Dennett than went on to say the Christian fundamentalist Armageddon scenario was “scary.” I’ve been reading the World Socialist Web Site for several years now, and even I can provide an answer for that question: the increasing disparity in wealth between the rich and the poor and the need to divert working people from discovering the cause of this inequality, capitalism. Sure, it’s more complex than that, but Dennett must have reflected upon this issue in his research.

In Darwin’s Dangerous Idea, Dennett quotes Karl Marx favorably and at length regarding his support for Darwin’s theories. I just hope he comes up with a better answer to the question above. If he is calling for a scientific study of religion, that question is going to have to be answered.


4 April 2006

On “Winslow Homer (1836-1910): Poet of the Sea”

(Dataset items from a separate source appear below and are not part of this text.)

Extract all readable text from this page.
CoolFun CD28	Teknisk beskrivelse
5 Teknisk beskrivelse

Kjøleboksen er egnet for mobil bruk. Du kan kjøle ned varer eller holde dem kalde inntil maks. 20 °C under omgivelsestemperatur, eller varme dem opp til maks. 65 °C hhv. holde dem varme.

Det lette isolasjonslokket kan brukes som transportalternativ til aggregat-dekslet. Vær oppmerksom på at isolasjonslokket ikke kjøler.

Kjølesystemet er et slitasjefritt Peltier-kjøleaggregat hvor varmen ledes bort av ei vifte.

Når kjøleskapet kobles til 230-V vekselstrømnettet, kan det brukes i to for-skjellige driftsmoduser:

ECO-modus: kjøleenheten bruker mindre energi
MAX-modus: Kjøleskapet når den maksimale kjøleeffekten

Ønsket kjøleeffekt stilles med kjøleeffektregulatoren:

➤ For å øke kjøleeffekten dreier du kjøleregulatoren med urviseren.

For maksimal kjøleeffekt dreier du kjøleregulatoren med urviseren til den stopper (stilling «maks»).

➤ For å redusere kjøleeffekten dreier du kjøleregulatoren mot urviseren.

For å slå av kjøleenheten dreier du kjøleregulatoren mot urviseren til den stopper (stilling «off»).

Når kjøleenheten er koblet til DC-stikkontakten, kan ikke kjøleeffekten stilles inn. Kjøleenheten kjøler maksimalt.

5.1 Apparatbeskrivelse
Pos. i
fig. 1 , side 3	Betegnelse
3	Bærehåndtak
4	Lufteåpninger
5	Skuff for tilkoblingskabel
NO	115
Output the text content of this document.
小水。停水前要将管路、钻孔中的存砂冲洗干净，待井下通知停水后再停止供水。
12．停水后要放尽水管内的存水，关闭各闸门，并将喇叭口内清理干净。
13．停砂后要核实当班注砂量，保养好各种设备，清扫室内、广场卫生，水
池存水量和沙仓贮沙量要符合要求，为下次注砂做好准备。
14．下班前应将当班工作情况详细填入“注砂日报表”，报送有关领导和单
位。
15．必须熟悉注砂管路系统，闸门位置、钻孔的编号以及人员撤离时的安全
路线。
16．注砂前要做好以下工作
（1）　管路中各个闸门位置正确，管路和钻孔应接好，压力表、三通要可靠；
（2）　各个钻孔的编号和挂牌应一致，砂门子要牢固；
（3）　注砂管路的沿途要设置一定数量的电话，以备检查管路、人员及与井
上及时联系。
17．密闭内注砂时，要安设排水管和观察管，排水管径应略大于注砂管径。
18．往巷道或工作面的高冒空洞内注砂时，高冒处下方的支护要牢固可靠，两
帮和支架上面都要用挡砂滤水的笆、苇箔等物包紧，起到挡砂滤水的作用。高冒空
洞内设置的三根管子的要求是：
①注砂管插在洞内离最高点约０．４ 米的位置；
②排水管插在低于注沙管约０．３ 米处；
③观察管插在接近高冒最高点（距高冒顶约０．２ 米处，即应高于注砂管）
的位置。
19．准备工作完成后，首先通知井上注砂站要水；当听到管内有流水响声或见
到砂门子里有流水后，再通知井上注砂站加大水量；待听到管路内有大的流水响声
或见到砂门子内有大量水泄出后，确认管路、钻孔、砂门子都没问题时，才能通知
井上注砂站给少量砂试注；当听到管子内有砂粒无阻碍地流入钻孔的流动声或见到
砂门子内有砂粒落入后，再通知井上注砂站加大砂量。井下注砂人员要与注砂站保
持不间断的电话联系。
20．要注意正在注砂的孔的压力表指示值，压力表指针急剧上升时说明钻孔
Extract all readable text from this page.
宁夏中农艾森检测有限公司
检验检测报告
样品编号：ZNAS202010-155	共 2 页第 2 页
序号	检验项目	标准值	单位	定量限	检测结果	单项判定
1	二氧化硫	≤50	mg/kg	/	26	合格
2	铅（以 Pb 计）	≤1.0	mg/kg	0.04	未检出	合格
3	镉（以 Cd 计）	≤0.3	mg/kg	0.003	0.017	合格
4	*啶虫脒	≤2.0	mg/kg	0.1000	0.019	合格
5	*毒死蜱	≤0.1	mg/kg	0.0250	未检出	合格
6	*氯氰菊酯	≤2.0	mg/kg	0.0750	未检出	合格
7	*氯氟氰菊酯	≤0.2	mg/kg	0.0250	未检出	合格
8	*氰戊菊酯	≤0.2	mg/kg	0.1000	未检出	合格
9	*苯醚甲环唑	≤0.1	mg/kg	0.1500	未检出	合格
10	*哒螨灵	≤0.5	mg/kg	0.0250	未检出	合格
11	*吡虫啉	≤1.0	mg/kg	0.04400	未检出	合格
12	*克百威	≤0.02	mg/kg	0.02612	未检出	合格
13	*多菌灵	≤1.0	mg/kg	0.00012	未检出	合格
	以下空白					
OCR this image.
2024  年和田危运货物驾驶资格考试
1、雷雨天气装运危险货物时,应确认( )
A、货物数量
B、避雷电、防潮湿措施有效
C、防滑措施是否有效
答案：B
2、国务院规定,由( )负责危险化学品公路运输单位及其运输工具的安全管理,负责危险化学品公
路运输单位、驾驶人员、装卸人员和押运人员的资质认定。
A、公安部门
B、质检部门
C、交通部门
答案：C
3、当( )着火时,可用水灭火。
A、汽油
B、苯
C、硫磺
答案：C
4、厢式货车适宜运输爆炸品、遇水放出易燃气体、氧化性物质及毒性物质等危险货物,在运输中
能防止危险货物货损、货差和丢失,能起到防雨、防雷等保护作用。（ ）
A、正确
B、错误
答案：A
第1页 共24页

Thanks for the informative and enjoyable piece on Homer. I like the way you put his work in context. It reminded me of Hauser’s The Social History of Art, which I read many years ago. The nuanced observation about what was home for the soldiers was priceless. I’ve always enjoyed The Gulfstream. Have you written anything on George Bellows? His The Lone Tenement has always been a favorite of mine.


Bradenton, Florida

3 April 2006

On “US secretary of state meets angry Iraq war protests in England”

The US press will never print anything negative about that evil woman, and thank God you do! She has the blood of thousands on her filthy hands, and I hope she is tried in a world court with the other scoundrels in the White House! Thank you very much! By the way, I am pro-Communist/Socialist and pray for the day when they take over the world from the Capitalist pigs!